Geography, Shi‘ism, and Islam in the Geopolitics and International Relations of Iran and Iraq: Frameworks and Layers of Understandings
Dr. Raffaele Mauriello (born July 1974) is an Italian historian of the modern Middle East. He holds a PhD in Islamic Civilization: History and Philology from the Sapienza, University of Rome (Italy). He has published several peer-reviewed essays on Shi’a Islam history and on Iranian and Iraqi geopolitical affairs and is a translator of both Arabic and Persian. In 2013, he was awarded the World Prize for the Book of the Year of the Islamic Republic of Iran in the field of Islamic Studies.
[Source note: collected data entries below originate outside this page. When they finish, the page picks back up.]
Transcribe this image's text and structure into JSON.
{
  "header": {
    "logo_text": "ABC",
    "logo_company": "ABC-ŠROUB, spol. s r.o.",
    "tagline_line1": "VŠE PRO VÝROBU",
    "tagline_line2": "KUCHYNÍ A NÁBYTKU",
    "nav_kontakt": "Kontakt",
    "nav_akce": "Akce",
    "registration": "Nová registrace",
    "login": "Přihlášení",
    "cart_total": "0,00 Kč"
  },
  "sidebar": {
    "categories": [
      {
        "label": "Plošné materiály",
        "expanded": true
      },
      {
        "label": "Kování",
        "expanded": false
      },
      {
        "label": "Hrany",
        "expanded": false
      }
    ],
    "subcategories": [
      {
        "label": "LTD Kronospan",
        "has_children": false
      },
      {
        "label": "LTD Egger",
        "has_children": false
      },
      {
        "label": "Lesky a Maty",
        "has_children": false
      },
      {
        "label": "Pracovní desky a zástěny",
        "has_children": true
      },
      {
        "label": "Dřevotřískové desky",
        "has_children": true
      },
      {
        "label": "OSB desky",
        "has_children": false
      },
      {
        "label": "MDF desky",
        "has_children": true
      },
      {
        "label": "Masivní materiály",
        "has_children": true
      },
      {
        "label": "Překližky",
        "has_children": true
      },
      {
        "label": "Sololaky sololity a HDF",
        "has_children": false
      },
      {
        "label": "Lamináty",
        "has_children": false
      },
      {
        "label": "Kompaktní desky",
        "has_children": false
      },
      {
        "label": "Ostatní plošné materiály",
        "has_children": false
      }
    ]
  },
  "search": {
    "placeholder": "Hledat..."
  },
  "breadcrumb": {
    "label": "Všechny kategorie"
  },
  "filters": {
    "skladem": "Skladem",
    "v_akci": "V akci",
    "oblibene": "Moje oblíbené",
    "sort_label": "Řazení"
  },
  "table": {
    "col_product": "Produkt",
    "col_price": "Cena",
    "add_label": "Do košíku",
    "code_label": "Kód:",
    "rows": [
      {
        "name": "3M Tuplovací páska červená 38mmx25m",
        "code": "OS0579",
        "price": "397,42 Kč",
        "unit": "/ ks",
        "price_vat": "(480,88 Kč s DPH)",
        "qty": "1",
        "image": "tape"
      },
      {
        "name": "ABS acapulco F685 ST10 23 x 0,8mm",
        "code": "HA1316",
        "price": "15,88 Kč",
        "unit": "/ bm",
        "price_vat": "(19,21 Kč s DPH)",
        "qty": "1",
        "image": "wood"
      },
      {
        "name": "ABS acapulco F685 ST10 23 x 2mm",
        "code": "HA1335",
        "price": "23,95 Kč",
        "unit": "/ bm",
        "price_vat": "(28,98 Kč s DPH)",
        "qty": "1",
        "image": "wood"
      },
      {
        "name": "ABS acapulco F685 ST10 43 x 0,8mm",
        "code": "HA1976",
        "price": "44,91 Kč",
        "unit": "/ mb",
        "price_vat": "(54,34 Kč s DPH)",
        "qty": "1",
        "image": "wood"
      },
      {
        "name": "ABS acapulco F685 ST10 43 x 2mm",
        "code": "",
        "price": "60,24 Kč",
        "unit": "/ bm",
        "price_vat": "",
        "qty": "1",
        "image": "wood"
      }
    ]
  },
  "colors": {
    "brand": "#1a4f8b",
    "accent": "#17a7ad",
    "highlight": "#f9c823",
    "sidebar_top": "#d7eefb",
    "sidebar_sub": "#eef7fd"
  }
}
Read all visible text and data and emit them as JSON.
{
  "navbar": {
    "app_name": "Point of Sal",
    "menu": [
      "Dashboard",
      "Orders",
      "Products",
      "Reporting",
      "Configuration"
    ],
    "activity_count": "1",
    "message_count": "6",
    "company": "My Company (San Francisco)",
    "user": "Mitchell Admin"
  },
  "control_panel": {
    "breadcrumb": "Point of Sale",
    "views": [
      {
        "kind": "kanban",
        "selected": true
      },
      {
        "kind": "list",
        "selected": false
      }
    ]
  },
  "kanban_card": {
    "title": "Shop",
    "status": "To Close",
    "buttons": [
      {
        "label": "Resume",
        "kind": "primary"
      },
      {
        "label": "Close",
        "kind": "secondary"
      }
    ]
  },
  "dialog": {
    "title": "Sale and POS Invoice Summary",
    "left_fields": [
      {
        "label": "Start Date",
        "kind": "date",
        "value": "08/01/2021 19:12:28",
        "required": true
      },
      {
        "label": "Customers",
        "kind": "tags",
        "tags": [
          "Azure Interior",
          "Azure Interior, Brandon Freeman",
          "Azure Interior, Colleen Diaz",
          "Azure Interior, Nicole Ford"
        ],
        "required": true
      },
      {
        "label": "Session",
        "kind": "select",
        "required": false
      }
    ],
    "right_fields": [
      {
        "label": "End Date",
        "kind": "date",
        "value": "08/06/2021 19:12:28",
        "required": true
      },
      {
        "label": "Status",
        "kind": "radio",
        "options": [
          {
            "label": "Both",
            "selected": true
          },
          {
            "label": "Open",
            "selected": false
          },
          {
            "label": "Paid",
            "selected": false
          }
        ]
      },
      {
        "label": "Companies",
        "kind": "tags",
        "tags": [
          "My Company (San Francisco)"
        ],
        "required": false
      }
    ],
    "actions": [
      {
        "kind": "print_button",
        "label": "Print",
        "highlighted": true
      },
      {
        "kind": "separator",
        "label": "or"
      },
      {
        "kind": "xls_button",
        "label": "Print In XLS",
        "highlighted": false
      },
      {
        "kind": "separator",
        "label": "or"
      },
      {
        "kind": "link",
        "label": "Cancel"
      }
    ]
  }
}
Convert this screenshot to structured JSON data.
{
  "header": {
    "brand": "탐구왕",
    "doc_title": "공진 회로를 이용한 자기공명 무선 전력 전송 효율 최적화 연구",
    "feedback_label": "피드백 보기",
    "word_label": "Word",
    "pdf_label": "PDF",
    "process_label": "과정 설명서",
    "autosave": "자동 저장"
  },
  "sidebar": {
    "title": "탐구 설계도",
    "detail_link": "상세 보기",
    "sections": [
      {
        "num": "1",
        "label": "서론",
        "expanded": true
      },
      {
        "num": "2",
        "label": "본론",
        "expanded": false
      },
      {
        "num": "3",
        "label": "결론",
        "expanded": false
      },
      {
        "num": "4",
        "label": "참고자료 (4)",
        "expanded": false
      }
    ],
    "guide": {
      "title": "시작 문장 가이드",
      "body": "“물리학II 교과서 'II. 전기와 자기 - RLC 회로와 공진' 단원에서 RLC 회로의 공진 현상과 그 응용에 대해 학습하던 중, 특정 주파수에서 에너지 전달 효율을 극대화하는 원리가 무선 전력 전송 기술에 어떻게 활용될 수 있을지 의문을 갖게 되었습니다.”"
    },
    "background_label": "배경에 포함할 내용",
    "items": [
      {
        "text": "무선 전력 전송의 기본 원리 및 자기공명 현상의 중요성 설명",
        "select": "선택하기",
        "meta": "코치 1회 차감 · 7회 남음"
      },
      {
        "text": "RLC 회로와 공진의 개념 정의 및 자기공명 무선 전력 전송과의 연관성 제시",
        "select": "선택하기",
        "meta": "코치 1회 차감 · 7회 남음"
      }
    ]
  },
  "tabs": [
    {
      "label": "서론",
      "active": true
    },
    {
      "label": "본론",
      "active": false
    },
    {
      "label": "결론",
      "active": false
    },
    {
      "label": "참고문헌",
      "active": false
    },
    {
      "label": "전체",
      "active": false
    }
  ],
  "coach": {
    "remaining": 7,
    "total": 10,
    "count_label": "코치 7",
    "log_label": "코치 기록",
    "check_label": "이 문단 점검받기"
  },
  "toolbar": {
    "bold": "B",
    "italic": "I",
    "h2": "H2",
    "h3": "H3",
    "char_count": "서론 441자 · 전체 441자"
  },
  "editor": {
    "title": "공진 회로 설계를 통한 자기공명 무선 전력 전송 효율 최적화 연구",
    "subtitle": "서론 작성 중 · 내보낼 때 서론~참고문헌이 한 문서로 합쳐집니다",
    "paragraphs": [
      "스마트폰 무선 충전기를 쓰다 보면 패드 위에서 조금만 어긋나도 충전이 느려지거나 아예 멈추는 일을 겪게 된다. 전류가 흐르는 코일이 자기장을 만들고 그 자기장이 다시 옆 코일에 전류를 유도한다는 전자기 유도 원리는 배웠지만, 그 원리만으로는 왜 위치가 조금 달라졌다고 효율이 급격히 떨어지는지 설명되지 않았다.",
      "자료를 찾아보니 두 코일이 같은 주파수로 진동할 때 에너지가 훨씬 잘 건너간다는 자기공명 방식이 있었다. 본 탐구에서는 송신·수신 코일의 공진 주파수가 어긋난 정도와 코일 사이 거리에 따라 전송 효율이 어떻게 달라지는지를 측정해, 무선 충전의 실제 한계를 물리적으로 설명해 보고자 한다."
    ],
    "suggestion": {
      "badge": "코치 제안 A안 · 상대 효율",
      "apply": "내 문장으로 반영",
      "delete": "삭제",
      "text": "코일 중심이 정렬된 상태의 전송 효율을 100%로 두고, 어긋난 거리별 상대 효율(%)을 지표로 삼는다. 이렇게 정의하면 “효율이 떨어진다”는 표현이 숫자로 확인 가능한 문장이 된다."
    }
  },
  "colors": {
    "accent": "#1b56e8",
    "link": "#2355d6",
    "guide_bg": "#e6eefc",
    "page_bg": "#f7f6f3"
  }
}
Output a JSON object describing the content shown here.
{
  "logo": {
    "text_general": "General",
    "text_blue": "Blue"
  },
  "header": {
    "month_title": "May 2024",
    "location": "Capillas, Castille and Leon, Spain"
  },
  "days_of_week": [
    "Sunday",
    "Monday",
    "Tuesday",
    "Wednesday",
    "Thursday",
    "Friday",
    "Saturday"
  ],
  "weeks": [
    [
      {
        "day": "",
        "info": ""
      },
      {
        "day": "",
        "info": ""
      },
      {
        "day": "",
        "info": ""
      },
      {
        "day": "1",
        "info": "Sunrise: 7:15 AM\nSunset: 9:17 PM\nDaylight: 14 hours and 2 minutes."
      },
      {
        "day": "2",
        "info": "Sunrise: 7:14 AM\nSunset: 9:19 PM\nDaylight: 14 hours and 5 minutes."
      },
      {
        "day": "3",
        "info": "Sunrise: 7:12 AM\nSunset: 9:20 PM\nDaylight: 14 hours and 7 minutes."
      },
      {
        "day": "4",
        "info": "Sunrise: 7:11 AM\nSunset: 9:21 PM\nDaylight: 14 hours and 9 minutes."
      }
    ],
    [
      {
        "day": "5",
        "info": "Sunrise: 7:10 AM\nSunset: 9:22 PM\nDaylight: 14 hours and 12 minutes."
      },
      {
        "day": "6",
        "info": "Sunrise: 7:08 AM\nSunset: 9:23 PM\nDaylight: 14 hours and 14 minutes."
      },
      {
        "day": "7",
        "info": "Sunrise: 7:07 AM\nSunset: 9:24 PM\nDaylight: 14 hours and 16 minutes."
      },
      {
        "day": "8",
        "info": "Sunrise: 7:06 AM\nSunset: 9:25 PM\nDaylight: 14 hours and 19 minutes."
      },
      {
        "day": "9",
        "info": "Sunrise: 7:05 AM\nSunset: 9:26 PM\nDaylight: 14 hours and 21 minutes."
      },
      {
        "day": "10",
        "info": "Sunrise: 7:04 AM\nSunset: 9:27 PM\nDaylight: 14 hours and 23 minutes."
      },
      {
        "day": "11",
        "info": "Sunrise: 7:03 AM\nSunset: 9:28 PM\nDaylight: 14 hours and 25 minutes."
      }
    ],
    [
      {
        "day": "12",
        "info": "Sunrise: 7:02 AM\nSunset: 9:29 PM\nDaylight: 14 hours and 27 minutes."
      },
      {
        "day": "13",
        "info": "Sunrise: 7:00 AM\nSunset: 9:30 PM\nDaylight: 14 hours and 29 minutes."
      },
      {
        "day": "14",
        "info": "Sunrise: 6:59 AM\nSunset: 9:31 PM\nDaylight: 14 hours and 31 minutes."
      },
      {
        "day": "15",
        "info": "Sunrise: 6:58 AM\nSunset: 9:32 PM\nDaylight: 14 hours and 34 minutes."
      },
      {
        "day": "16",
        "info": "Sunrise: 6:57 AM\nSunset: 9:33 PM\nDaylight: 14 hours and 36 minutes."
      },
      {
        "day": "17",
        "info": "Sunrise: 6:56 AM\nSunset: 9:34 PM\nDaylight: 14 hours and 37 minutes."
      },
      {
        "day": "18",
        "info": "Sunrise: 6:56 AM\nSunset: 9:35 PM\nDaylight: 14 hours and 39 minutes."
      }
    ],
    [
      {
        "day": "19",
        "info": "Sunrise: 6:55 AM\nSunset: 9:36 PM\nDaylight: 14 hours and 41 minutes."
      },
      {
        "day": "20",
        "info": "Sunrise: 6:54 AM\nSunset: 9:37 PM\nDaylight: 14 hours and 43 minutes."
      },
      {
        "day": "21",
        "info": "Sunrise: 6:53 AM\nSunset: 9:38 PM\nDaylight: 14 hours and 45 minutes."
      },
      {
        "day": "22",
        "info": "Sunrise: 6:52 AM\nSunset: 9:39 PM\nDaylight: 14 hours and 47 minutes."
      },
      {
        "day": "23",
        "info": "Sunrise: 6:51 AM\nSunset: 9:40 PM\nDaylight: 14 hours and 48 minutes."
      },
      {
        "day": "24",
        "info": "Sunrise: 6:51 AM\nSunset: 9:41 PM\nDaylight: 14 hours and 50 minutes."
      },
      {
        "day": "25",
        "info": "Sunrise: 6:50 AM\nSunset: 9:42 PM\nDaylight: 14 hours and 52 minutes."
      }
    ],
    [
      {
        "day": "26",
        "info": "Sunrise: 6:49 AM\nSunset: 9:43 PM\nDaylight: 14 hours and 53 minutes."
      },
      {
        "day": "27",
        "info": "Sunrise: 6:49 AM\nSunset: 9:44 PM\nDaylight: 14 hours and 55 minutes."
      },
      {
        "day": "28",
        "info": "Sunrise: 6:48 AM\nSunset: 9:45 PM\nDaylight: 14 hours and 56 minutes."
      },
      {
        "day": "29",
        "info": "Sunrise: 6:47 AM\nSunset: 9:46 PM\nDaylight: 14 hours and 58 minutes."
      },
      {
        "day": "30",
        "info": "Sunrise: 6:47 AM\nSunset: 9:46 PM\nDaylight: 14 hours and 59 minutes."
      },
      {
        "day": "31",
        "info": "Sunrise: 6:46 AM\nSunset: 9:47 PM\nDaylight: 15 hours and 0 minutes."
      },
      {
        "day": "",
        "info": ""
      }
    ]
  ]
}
Reflecting the growing influence of Shi‘i Islam experts in determining U.S. foreign policy toward the Muslim world, early in his first term in office Obama appointed Vali Nasr as Senior Advisor to the U.S. Special Representative for Afghanistan and Pakistan. Already facing the existing difficulties of developing a workable idea of an Islamic IR theory, scholars, practitioners, and students of IR have however shown little coherent understanding and structured knowledge of Shi‘itology. A field of enquiry in its own right, this used to belong exclusively to a few scholars of Islamic Studies within the Euro-American academia but is increasingly unavoidable for anyone interested in deciphering current Islamic political discourses and the dynamics gradually dominating contemporary international relations. This paper delineates and conceptualizes some major frameworks and layers of understandings IR scholars should be aware of when researching the geopolitics and international relations of countries with a significant Shi‘a presence, taking as case study Iran and Iraq. In particular, it problematizes the different and possibly alternative roles that geography, Shi‘ism, and Islam play in the geopolitics of these countries.